James McGovern called out that he hasn’t seen much discussion on the topic of reference architectures, and called me out for my thoughts. I’m never one to pass up a good blog topic, especially when I don’t have to come up with on my own.

First, some background on my experience. My current job responsibilities include the development of reference architectures, my engagements with clients while I was a consultant all included the development of either a deliverable that included “reference architecture” in the title, or was clearly some form of reference material, and my job prior to consulting, included the development of reference architectures within the last 12 months of my time there. So, I’m no stranger to this space.

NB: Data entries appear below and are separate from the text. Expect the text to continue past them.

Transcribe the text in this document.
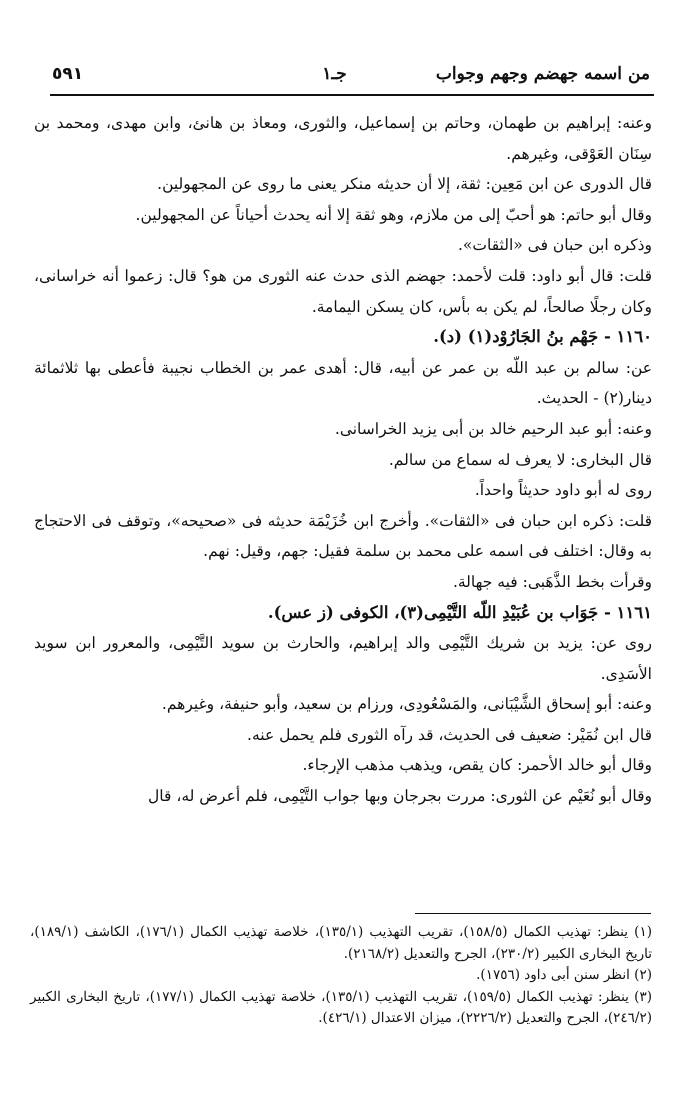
من اسمه جهضم وجهم وجواب
جـ١
٥٩١

وعنه: إبراهيم بن طهمان، وحاتم بن إسماعيل، والثورى، ومعاذ بن هانئ، وابن مهدى، ومحمد بن سِنَان العَوْقى، وغيرهم.

قال الدورى عن ابن مَعِين: ثقة، إلا أن حديثه منكر يعنى ما روى عن المجهولين.

وقال أبو حاتم: هو أحبّ إلى من ملازم، وهو ثقة إلا أنه يحدث أحياناً عن المجهولين.

وذكره ابن حبان فى «الثقات».

قلت: قال أبو داود: قلت لأحمد: جهضم الذى حدث عنه الثورى من هو؟ قال: زعموا أنه خراسانى، وكان رجلًا صالحاً، لم يكن به بأس، كان يسكن اليمامة.

١١٦٠ - جَهْم بنُ الجَارُوْد(١) (د).

عن: سالم بن عبد اللّه بن عمر عن أبيه، قال: أهدى عمر بن الخطاب نجيبة فأعطى بها ثلاثمائة دينار(٢) - الحديث.

وعنه: أبو عبد الرحيم خالد بن أبى يزيد الخراسانى.

قال البخارى: لا يعرف له سماع من سالم.

روى له أبو داود حديثاً واحداً.

قلت: ذكره ابن حبان فى «الثقات». وأخرج ابن خُزَيْمَة حديثه فى «صحيحه»، وتوقف فى الاحتجاج به وقال: اختلف فى اسمه على محمد بن سلمة فقيل: جهم، وقيل: نهم.

وقرأت بخط الذَّهَبى: فيه جهالة.

١١٦١ - جَوَاب بن عُبَيْدِ اللّه التَّيْمِى(٣)، الكوفى (ز عس).

روى عن: يزيد بن شريك التَّيْمِى والد إبراهيم، والحارث بن سويد التَّيْمِى، والمعرور ابن سويد الأسَدِى.

وعنه: أبو إسحاق الشَّيْبَانى، والمَسْعُودِى، ورزام بن سعيد، وأبو حنيفة، وغيرهم.

قال ابن نُمَيْر: ضعيف فى الحديث، قد رآه الثورى فلم يحمل عنه.

وقال أبو خالد الأحمر: كان يقص، ويذهب مذهب الإرجاء.

وقال أبو نُعَيْم عن الثورى: مررت بجرجان وبها جواب التَّيْمِى، فلم أعرض له، قال

(١) ينظر: تهذيب الكمال (١٥٨/٥)، تقريب التهذيب (١٣٥/١)، خلاصة تهذيب الكمال (١٧٦/١)، الكاشف (١٨٩/١)، تاريخ البخارى الكبير (٢٣٠/٢)، الجرح والتعديل (٢١٦٨/٢).

(٢) انظر سنن أبى داود (١٧٥٦).

(٣) ينظر: تهذيب الكمال (١٥٩/٥)، تقريب التهذيب (١٣٥/١)، خلاصة تهذيب الكمال (١٧٧/١)، تاريخ البخارى الكبير (٢٤٦/٢)، الجرح والتعديل (٢٢٢٦/٢)، ميزان الاعتدال (٤٢٦/١).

Reference architectures, and reference materials (since the need doesn’t stop at architecture) in general are an interesting beast. Personally, I view them as part of the overall governance process, mainly because they’re created to document a desirable pattern or approach that the authors would like (or will ensure that) others follow. At the same time, a document alone does not create governance, just as buying an SOA Registry/Repository doesn’t create SOA governance. Reference materials are a tool in the arsenal and the degree to which they are used is dependent on how you architects work with the end consumer of the reference material. Organizations are all over the spectrum on this. Some architects live in an ivory tower with virtually no interaction with teams on active projects, some architects are the exact opposite, with their time completely consumed by day-to-day project activities. Most organizations fall somewhere in between.

My opinion is that reference material is absolutely necessary, if nothing else but to prevent the organization from tribal operations. If none of the standards and guidelines ever get written down, and decisions are solely based on tribal knowlege, the organization can quickly break down into the haves and the have-nots. If you’re part of the tribe, you have the knowledge. If you’re not, all you can do is make your best guess until you have to show up to tribal council and get lambasted. Trying to gain the knowledge from the outside is a very difficult process.

The next question, however, is what information belongs in the reference material? Does it do any good to document something in the reference architecture that everyone should already know, or should you assume that no one knows anything, and document it all? The problem is that EA has limited resources, just like everyone else, so you have to give consideration to the bang for the buck in the reference material. Once again, what’s “right” is very dependent on the end consumer of the material (which is why having a consumer focus is important). If you have an organization of seasoned Java programmers, how much reference material is needed on developing good web applications? If you have an organization with lots of VB6 and COBOL developers, they may need lots of reference material on web applications. So, know your audience, and make sure that the reference material is relevant and valuable for them.